Both improvement projects are designed to enhance pedestrian and cyclist safety and access to surrounding areas: connecting downtown to the waterfront and Funk Zone in the case of the State Street project, and connecting Cabrillo Boulevard with Coast Village Road and Montecito for the other project.
Since the undercrossing was built in 1991, with five vehicle lanes and 5-foot sidewalks on each side, "pedestrian volumes through the undercrossing have grown exponentially while traffic volumes have remained constant," according to a staff report prepared by Rob Dayton, city transportation planning and parking manager.
The report claims the sidewalks are a barrier to pedestrians traveling between downtown and the waterfront area.
"Additionally, the excessive number of vehicle lanes and road slope have promoted higher vehicle speeds, which have resulted in a number of collision injuries, the majority of which are bicyclists," the report says.

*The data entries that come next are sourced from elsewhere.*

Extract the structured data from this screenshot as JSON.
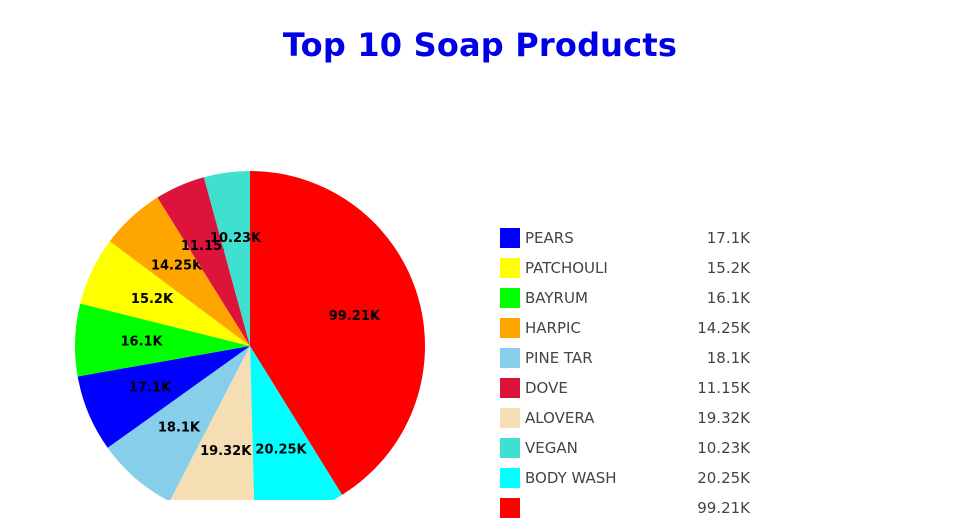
{
  "chart_data": {
    "type": "pie",
    "title": "Top 10 Soap Products",
    "legend_position": "right",
    "slices": [
      {
        "label": "",
        "value": 99.21,
        "text": "99.21K",
        "color": "#ff0000"
      },
      {
        "label": "BODY WASH",
        "value": 20.25,
        "text": "20.25K",
        "color": "#00ffff"
      },
      {
        "label": "ALOVERA",
        "value": 19.32,
        "text": "19.32K",
        "color": "#f5deb3"
      },
      {
        "label": "PINE TAR",
        "value": 18.1,
        "text": "18.1K",
        "color": "#87ceeb"
      },
      {
        "label": "PEARS",
        "value": 17.1,
        "text": "17.1K",
        "color": "#0000ff"
      },
      {
        "label": "BAYRUM",
        "value": 16.1,
        "text": "16.1K",
        "color": "#00ff00"
      },
      {
        "label": "PATCHOULI",
        "value": 15.2,
        "text": "15.2K",
        "color": "#ffff00"
      },
      {
        "label": "HARPIC",
        "value": 14.25,
        "text": "14.25K",
        "color": "#ffa500"
      },
      {
        "label": "DOVE",
        "value": 11.15,
        "text": "11.15K",
        "color": "#dc143c"
      },
      {
        "label": "VEGAN",
        "value": 10.23,
        "text": "10.23K",
        "color": "#40e0d0"
      }
    ],
    "legend_order": [
      "PEARS",
      "PATCHOULI",
      "BAYRUM",
      "HARPIC",
      "PINE TAR",
      "DOVE",
      "ALOVERA",
      "VEGAN",
      "BODY WASH",
      ""
    ]
  }
}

"The undercrossing is an unattractive environment for pedestrians due to vehicle noise and the darkness of the location, even during the day."

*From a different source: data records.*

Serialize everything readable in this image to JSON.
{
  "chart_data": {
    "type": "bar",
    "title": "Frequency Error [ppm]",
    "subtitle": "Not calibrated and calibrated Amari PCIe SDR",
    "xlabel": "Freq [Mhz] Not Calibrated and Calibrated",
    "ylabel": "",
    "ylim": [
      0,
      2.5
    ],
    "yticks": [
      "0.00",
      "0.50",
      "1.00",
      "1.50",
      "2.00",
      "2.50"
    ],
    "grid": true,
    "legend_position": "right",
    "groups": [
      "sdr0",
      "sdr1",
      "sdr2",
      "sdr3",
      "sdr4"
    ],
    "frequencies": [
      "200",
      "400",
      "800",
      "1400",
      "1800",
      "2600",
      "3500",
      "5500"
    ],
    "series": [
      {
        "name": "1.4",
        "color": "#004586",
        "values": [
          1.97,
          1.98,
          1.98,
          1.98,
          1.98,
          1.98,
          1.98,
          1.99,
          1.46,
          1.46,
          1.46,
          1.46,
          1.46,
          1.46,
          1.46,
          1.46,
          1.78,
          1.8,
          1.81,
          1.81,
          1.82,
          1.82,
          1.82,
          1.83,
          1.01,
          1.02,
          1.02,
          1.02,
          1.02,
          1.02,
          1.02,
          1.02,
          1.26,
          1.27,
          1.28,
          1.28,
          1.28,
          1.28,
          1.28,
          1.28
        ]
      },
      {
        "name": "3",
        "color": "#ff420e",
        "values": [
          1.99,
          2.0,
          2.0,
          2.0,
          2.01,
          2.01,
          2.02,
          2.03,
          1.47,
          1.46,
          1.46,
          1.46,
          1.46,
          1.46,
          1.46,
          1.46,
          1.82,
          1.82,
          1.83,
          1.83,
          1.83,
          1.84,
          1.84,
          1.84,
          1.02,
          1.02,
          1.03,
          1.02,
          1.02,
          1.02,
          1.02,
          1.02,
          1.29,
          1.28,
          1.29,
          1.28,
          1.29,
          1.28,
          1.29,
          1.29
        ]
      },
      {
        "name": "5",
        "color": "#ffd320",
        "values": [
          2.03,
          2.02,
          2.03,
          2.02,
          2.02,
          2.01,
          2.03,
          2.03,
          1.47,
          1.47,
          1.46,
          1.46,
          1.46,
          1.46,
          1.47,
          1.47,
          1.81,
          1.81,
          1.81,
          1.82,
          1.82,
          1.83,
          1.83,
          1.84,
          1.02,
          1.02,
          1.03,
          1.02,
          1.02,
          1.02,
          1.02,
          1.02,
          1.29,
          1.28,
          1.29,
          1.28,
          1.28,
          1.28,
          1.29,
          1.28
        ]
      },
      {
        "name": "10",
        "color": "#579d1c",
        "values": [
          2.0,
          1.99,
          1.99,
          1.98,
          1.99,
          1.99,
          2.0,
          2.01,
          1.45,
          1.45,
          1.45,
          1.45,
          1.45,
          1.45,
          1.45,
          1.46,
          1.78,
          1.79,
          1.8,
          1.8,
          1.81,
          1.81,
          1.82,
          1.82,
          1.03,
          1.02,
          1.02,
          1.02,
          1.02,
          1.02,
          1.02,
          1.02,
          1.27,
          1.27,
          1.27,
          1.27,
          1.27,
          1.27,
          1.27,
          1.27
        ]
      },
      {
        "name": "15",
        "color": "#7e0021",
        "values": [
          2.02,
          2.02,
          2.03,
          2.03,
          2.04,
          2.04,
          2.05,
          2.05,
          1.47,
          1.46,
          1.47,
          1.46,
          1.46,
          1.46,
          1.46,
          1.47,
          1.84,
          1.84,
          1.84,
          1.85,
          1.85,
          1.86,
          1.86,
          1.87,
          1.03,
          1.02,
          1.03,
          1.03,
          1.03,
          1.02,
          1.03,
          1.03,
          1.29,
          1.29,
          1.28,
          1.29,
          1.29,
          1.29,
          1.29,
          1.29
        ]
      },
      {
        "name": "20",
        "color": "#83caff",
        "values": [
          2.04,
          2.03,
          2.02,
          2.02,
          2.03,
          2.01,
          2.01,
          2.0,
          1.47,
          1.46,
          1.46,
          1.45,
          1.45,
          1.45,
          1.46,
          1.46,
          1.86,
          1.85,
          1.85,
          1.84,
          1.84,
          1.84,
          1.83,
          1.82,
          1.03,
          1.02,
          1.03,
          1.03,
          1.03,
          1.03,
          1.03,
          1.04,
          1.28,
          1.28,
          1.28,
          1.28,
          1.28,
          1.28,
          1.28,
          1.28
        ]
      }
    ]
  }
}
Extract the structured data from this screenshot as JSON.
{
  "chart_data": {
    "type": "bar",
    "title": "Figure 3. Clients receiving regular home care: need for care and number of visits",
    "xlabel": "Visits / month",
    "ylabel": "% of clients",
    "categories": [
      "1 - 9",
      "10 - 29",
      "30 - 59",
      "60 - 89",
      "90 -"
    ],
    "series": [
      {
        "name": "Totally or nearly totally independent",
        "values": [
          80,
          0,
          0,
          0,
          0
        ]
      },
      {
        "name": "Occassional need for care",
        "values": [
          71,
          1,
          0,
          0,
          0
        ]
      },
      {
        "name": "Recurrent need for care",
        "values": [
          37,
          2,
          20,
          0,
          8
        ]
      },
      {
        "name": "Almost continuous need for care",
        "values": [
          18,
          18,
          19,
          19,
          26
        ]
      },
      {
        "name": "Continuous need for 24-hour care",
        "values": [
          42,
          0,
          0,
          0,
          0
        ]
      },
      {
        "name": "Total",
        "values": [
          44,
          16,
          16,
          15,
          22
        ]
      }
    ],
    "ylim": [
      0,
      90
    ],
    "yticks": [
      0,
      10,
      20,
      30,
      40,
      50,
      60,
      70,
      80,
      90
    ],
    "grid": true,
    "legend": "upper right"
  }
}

The city could widen the sidewalks and add buffered bike lanes if the five-lane roadway was reduced to three lanes, according to the staff report.
Santa Barbara’s Transportation and Circulation Committee discussed the item in February and recommended the City Council adopt the resolution.

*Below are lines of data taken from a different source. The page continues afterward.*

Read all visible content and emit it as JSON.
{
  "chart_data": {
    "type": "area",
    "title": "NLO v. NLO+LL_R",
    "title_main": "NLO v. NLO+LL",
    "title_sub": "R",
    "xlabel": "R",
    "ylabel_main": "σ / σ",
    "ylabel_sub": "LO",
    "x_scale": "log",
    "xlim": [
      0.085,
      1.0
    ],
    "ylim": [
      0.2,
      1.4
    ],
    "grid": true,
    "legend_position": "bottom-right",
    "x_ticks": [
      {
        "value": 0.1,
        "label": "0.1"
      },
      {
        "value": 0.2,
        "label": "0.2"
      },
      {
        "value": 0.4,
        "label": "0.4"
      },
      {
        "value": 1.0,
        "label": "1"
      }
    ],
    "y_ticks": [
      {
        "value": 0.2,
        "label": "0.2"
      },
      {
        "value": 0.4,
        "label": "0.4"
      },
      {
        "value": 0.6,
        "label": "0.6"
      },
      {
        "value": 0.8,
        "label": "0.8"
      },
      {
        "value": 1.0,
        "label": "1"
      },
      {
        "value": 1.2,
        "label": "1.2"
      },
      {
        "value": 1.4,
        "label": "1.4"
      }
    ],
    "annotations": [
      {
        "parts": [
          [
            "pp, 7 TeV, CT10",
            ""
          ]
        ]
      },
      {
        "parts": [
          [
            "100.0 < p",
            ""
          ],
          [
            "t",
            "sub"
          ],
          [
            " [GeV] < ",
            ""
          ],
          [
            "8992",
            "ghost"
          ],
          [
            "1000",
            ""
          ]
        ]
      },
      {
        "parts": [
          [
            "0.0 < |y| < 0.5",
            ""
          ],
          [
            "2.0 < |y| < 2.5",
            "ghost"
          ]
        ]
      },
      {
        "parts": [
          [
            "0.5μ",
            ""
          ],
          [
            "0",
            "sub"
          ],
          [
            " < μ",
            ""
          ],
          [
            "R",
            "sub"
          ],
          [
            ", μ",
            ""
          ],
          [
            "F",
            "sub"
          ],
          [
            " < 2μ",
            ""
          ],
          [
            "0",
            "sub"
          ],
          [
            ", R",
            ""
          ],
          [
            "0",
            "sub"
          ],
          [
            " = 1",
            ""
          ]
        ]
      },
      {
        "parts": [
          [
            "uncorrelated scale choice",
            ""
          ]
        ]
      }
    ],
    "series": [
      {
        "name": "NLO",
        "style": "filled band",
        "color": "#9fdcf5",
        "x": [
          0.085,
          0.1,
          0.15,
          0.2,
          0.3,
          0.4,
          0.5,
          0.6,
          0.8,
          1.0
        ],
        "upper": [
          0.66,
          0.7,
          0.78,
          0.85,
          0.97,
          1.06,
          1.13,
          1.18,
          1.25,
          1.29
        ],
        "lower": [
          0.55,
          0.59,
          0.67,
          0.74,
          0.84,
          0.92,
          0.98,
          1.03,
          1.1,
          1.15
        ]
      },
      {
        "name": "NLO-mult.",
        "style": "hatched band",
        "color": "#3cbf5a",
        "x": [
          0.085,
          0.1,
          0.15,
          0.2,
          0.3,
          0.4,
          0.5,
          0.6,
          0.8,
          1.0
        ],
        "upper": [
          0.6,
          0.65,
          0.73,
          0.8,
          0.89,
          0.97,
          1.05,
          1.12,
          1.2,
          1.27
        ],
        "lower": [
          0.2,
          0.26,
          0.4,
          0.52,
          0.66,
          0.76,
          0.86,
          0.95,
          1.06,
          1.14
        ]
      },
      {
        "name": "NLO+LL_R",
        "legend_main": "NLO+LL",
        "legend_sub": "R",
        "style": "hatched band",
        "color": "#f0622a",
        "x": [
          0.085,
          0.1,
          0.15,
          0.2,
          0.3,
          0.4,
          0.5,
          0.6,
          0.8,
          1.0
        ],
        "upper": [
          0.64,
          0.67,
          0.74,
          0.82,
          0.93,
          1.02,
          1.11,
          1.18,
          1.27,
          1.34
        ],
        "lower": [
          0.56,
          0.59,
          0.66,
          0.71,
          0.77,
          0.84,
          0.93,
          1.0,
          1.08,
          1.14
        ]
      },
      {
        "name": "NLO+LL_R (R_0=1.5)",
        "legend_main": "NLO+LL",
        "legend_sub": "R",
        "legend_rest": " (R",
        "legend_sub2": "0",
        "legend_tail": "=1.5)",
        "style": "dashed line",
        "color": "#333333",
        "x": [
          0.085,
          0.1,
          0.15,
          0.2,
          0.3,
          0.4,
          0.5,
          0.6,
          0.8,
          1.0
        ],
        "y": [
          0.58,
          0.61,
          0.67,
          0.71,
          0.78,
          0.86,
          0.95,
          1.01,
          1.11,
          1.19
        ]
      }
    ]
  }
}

Underpass improvements could include public art, and the city has held public meetings asking for ideas to make the underpass more inviting.
The city would apply for grant funding for the proposed sidewalk widening and bike lane project, which is estimated to cost $5 million to $5.5 million.
The Santa Barbara City Council meets at 2 p.m. Tuesday at City Hall, at 735 Anacapa St.
Historic Landmarks Commission
On Wednesday, Santa Barbara's Historic Landmarks Commission will consider the future of the 1700 block of East Cabrillo Boulevard, at its intersection with Highway 101 near the Andrée Clark Bird Refuge.
The proposed project, from the city and Santa Barbara County Association of Governments, includes replacing the Union Pacific Railroad bridge, widening the roadway's bike lanes, installing new sidewalks, and adding a right-turn lane onto northbound Cabrillo Boulevard for a proposed southbound Highway 101 on-ramp.
The plan aims to create a safer corridor along East Cabrillo Boulevard for pedestrians and bicyclists and improving access between the coastal zones to the commercial areas along Los Patos Way and Coast Village Road, according to the project description.
It also aims to reduce traffic congestion and improve mobility with the proposed construction of a roundabout at the East Cabrillo Boulevard and Los Patos Way intersection, according to a staff report.
SBCAG's Highway 101 widening project has drawn critics worried about traffic impacts to Santa Barbara and Montecito-area intersections, and there are parallel projects that aim to improve some of those intersections, including the East Cabrillo Boulevard area, Olive Mill and Coast Village roads, and San Ysidro Road at Highway 101.
The proposed East Cabrillo Boulevard project requires an environmental impact report and extensive design review, including Historic Landmarks Commission approval, a Coastal Development Permit by Santa Barbara’s Planning Commission, and the city’s Parks and Recreation Commission review.
It also has a Historic Resources Evaluation Report, which concluded since the East Cabrillo Boulevard Historic District is eligible to be designated a city landmark, and that the project would not have an adverse impact to the historic resource, according to the meeting agenda.
The Historic Landmarks Commission will meet at 1:30 p.m. Wednesday in the David Gebhart Public Meeting Room, 630 Garden Street in Santa Barbara.
The HLC previously reviewed the project in January.